The First World War and Health: Rethinking Resilience considers how the First World War (1914-1918) affected mental and physical health, its treatment, and how the victims – not only soldiers and sailors, but also medics, and even society as a whole - tried to cope with the wounds sustained. The volume, which contains over twenty articles divided into four sections (military, personal, medical, and societal resilience), therefore aims to broaden the scope of resilience: resilience is more than the personal ability to cope with hardship; if society as a whole cannot cope with, or even obstructs, personal recovery, resilience is difficult to achieve.

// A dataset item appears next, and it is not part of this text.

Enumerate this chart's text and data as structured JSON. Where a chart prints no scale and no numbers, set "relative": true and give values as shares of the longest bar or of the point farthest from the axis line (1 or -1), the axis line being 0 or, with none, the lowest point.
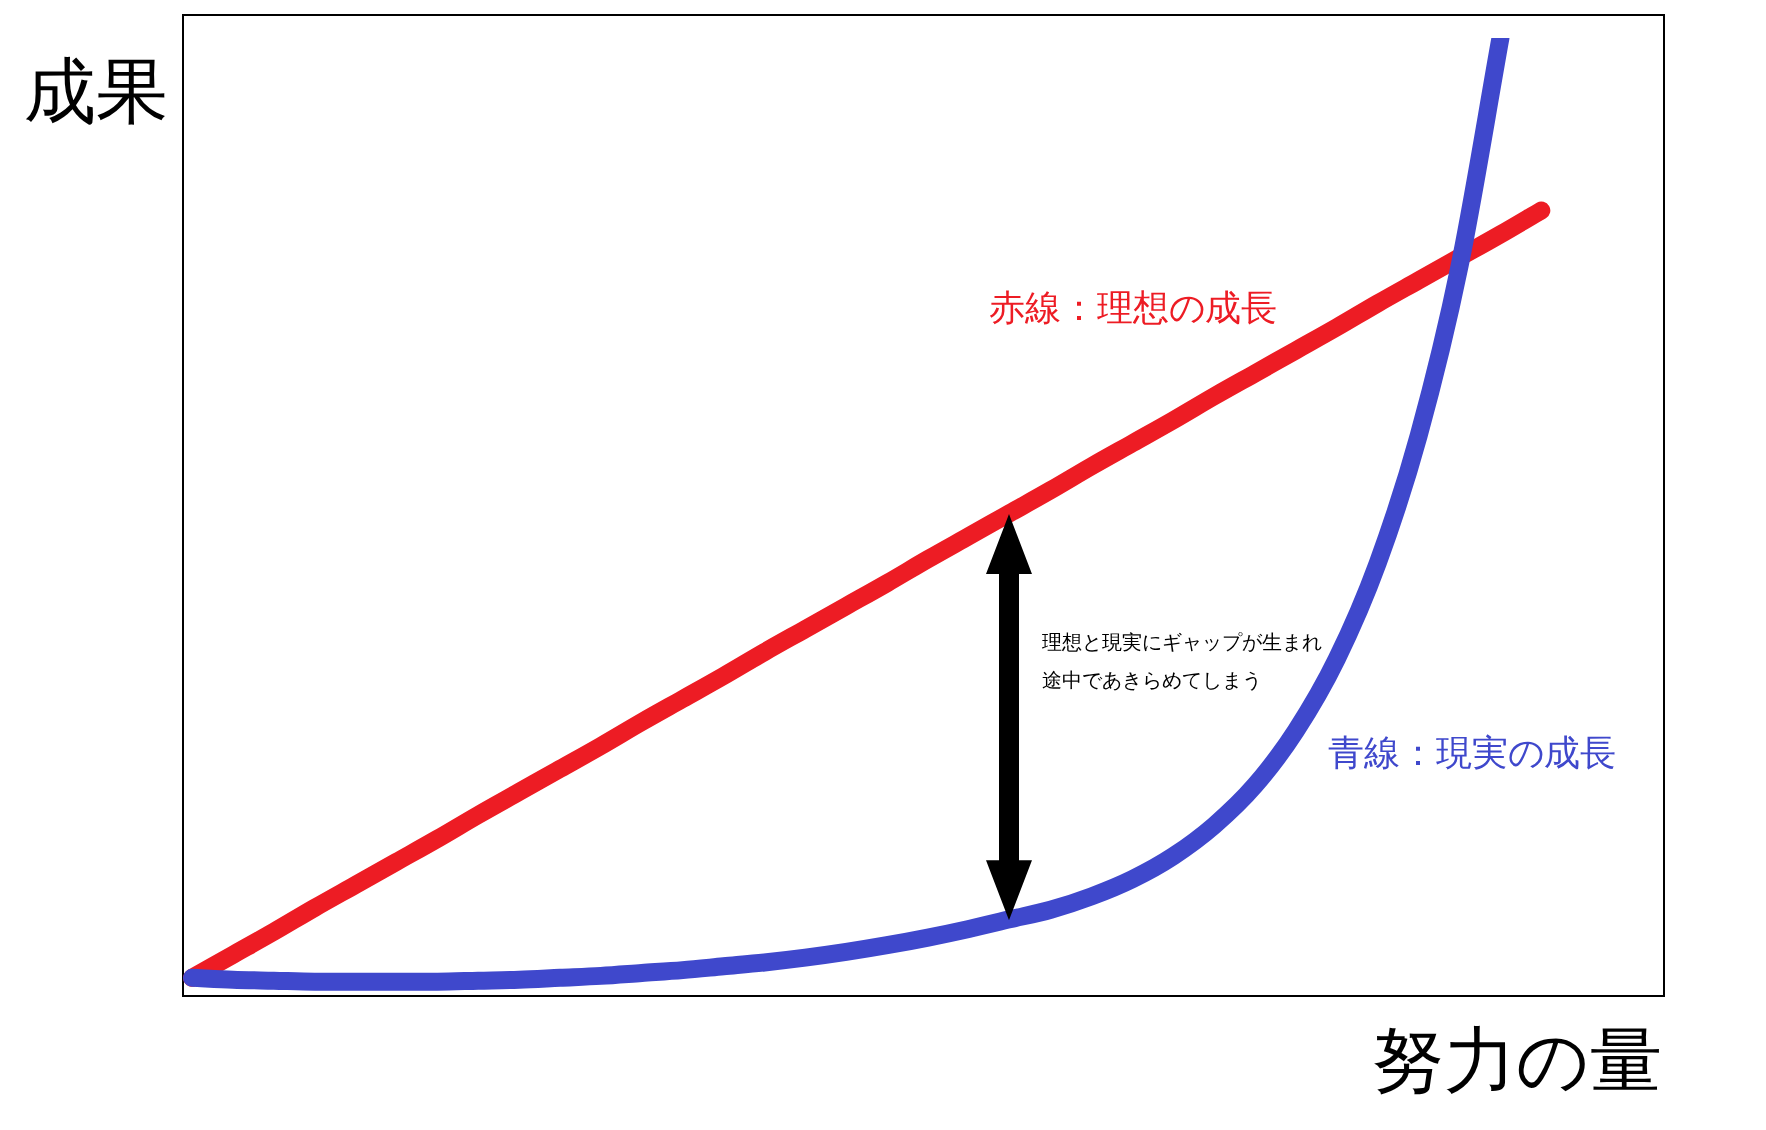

Contributors are Carol Acton, Julie Anderson, Leo van Bergen, Ana Carden-Coyne, Cédric Cotter, Dominiek Dendooven, Christine van Everbroeck, Daniel Flecknoe, Christine E. Hallett, Hans-Georg Hofer, Edgar Jones, Wim Klinkert, Harold Kudler, Alexander McFarlane, Johan Meire, Heather Perry, Jane Potter, Fiona Reid, Jeffrey S. Reznick, Stephen Snelders, Hanneke Takken, Pieter Trogh, and Eric Vermetten.
Leo van Bergen is a medical historian mainly interested in colonial medicine and war and medicine. He has written extensively on these subjects, including a medical history of the First World War,
Before my Helpless Sight (2009).
Eric Vermetten is a military psychiatrist and professor of psychotrauma. His work is pioneering in the field of medical psychotraumatology: the role of stress, trauma, complex PTSD and neuroscience. He is interested in historical basis of psychotrauma research as a foundation for current approaches to treatment.
Military and medical historians; all those interested in the First World War and the topic of war and medicine.